We propose a measurement-based FTQC architecture for high-connectivity devices such as trapped ions and neutral atoms. The key idea is to use verified logical ancillas combined with Knill’s error-correcting teleportation, eliminating repeated syndrome measurements and simplifying decoding to logical Pauli corrections, thus keeping the classical overhead low. We present two implementations benchmarked under circuit-level depolarizing noise: (i) a Steane-code version with analog R_Z(θ) rotations, akin to the STAR architecture [Akahoshi et al., PRX Quantum 5, 010337], aiming for the megaquop regime (∼10⁶ T gates) on devices with thousands of qubits; and (ii) a Golay-code version with higher-order zero-level magic-state distillation, targeting the gigaquop regime (∼10⁹ T gates) on devices with tens of thousands of qubits. At a physical error rate p = 10⁻⁴, the Steane path supports 5 × 10⁴ R_Z(θ) rotations, corresponding to ∼2.4 × 10⁶ T gates and enabling megaquop-scale computation.
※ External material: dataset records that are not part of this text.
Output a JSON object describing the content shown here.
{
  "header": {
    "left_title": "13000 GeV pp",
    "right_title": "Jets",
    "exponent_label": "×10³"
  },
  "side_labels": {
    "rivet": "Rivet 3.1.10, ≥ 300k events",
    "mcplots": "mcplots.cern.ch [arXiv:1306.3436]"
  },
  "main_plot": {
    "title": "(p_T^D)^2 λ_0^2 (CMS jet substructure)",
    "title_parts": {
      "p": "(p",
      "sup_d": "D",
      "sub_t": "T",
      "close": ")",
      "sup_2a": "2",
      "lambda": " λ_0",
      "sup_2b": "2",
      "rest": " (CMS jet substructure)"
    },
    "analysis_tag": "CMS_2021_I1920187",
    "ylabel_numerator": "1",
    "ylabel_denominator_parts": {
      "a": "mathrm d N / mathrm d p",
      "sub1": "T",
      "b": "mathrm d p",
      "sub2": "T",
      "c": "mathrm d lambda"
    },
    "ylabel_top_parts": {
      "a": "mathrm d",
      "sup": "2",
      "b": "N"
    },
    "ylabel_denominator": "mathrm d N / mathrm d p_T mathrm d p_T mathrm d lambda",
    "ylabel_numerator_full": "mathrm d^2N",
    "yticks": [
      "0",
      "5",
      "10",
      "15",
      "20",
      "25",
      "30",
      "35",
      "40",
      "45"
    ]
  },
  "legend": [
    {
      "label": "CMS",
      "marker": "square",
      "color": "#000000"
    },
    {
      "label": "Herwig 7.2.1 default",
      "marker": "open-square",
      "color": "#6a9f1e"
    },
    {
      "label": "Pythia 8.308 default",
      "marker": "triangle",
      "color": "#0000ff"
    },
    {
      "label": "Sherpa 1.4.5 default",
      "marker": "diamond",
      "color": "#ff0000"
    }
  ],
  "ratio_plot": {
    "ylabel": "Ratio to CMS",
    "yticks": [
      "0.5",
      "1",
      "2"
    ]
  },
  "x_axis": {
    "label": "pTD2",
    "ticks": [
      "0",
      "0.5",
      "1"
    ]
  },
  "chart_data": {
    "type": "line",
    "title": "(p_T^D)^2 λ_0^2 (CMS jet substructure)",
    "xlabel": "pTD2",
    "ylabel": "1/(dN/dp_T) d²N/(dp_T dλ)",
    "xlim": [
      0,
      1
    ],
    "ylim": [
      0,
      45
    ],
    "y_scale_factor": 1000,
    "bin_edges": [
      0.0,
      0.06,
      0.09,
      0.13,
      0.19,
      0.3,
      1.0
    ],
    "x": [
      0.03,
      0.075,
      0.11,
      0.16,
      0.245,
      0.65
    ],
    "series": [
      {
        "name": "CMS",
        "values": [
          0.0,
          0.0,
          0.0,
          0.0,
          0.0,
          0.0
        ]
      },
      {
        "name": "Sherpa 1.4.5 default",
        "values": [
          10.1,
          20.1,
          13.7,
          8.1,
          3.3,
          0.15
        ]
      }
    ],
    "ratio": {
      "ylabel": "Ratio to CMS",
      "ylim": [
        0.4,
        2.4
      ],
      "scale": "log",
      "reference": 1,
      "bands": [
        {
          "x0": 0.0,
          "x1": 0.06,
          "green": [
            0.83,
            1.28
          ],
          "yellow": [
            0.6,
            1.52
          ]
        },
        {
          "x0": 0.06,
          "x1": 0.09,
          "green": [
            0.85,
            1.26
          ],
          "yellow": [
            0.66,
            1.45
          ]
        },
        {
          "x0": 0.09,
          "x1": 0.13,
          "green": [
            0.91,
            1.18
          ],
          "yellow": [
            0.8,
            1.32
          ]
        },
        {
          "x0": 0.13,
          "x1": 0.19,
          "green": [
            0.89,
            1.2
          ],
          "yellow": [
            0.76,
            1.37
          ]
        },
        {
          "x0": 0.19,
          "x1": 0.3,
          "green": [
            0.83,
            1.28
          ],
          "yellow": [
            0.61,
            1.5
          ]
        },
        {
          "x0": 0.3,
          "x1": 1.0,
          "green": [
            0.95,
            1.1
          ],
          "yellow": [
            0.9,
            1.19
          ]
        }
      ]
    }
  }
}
With about 2,240 physical qubits, it achieves log₂ QV = 64. The Golay path supports more than 2 × 10⁹ T gates, enabling gigaquop-scale computation. These results suggest that our architecture can deliver practical large-scale quantum computation on near-term high-connectivity hardware without relying on resource-intensive surface codes or complex code concatenation.